At the centre of the affair were allegations coming from none other than the head of the Portuguese Central Bank that the Salgado family had set up a fraudulent trading enterprise in the secrecy jurisdiction of Switzerland.
It appears that BES was selling debt to a company called Eurofin based in Lausanne via funds based in the British Virgin Islands. Eurofin had been set up by the Salgado family but had ceased to be owned by them. However, internal Eurofin emails showed that the companies still kept a very close relationship.
The debt was sold to Eurofin at a discount who then repackaged the loans and sold them back to clients of BES at an inflated price. This provided an easy source of funding to the bank but one that the governor of the Bank of Portugal described as “fraudulent”.
Now scrutiny is turning to the role of the Salgado family. The patriarch of the family, Ricardo, has now been placed under house arrest.
The crimes he is alleged to be involved with range from forgery, tax evasion and money laundering. This is quite separate from the indictment he received last year for other charges of money laundering. Assets seized include paintings and holiday villas.
It’s official: London property prices are daylight robbery
It has been suspected for a long time that the vast amounts of money flowing into the London property though anonymous shell companies are often the laundered proceeds of crime, and this is pricing people out of the market.
Now that suspicion has been confirmed by the UK’s leading crime agency.
The head of National Crime Agency’s economic crime command, Donald Toon, has been quoted in the Times as saying: “I believe the London property market has been skewed by laundered money.”
He added that “prices of high-end property are being artificially driven up by the desire of overseas criminals to sequester their assets here in the UK.”
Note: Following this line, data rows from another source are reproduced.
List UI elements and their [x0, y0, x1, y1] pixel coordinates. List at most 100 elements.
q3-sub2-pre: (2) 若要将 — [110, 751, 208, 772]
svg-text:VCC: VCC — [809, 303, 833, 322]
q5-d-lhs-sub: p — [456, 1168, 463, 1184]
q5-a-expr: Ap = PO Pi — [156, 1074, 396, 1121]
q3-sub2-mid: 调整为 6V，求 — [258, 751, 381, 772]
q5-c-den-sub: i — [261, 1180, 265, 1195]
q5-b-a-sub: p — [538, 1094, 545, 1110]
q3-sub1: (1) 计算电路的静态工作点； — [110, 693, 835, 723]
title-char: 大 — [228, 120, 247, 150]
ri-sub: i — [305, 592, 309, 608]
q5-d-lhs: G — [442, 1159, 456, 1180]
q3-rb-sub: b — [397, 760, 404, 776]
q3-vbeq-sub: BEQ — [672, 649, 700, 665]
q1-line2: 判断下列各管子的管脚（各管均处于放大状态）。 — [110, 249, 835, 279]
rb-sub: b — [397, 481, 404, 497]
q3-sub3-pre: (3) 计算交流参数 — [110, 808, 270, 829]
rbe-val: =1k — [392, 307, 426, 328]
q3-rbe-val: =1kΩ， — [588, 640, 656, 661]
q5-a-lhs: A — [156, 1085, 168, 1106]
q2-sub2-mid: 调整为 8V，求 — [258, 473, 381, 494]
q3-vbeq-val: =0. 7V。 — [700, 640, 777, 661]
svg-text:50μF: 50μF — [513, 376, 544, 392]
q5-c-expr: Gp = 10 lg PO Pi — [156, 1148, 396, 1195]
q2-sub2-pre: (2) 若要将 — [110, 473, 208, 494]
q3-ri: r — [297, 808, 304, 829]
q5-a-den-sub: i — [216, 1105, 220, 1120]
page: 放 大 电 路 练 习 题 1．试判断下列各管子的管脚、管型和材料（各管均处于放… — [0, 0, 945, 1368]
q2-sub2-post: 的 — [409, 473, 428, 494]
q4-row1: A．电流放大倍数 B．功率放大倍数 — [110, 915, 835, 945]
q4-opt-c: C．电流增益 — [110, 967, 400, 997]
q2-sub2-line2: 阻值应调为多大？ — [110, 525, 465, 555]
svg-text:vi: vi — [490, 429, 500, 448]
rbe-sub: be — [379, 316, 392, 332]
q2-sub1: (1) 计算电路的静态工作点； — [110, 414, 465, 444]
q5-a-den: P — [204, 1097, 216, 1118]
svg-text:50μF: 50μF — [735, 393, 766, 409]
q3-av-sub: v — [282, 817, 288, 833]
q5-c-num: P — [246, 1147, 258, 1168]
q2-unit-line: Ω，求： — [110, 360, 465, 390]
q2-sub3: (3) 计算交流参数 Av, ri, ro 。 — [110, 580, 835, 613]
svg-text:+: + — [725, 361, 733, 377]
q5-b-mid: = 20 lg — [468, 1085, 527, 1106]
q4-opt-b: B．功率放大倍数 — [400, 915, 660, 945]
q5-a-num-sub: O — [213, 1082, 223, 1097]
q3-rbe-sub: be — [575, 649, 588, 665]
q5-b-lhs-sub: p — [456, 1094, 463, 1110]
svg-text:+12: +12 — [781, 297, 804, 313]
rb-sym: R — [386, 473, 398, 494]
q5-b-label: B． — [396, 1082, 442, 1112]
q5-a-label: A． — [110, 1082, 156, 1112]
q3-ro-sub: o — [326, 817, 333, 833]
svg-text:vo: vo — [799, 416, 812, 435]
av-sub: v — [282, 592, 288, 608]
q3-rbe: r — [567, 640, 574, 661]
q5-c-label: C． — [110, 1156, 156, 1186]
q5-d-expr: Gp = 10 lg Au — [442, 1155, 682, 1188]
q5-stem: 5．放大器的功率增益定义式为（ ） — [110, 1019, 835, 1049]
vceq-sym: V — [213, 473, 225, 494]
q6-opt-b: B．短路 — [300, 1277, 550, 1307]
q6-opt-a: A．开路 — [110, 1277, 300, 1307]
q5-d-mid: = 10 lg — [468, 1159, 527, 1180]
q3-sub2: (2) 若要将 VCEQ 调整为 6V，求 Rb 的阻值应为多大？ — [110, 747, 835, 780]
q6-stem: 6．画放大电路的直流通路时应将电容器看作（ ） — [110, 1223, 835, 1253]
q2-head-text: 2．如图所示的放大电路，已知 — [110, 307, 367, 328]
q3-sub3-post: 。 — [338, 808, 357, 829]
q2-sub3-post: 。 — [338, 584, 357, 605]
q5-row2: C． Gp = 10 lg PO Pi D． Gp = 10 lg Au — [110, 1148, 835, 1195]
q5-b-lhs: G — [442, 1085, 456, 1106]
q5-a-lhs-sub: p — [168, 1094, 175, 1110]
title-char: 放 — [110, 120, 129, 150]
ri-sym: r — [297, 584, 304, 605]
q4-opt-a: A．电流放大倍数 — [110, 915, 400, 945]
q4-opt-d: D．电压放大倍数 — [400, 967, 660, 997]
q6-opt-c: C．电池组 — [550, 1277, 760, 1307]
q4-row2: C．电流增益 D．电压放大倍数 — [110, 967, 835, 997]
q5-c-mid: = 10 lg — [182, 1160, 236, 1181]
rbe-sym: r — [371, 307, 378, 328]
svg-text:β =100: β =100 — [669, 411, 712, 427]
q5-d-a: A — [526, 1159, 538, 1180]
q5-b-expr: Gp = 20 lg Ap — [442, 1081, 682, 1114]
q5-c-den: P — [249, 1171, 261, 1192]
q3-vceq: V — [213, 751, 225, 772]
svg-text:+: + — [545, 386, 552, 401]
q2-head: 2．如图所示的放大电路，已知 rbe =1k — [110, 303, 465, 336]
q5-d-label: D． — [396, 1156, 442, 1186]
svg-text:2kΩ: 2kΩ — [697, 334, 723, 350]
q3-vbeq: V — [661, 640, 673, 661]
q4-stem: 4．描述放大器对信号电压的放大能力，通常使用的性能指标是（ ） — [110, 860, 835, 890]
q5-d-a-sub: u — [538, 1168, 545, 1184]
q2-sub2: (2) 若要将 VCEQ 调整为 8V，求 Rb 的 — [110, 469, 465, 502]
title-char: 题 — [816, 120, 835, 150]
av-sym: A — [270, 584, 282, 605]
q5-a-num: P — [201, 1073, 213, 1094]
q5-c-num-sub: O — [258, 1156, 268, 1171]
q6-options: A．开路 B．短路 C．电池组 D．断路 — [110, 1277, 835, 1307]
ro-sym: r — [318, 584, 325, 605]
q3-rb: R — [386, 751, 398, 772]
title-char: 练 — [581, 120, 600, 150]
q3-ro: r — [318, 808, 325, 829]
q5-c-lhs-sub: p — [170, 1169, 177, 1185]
As reported in last week’s Wrapper, a recent documentary, From Russia with Cash, demonstrated how London estate agents seem more than willing to facilitate this trade. A string of estate agents were secretly recorded as they discussed high value property with ‘Boris’ an undercover journalist posing as a corrupt Russian official.
Who really owns the £122bn of London property held in secret offshore vehicles is mostly unknown.
A small insight into this murky world was provided to us this week by Global Witness. A report released by the campaign group last week showed how large parts of Baker Street, the home of fictional detective Sherlock Holmes, are owned by a brutal former head of the Kasakh secret police.
The case revolves Rakhat Aliyev, who was found hanged in an Austrian prison earlier this year while awaiting trial for the murder of two bankers.
Documents uncovered by Global Witness show Aliyev to have been the owner of a £147m property empire. Global Witness is calling for a public register of beneficial ownership of land in the UK to prevent this kind of money laundering from taking place.
Tax inspectors without borders…(or conscience?)
The OECD and the UN Development Programme have jointly started a new programme: Tax inspectors without Borders.
The idea is to build capacity in the tax departments of developing world nations by sending experts from the west to help them with audits of major multinational firms.
No doubt the UK will soon be flying out David Harnett and John Conners to teach developing world tax inspectors about the lucrative opportunities that await them working in the tax departments of large multi-nationals if they don’t cause too much trouble when in post.
The Wrapper staff will be spending the month of August inspecting its property portfolio in a variety beach resorts dotted around the Mediterranean. We will report back tanned and refreshed in September.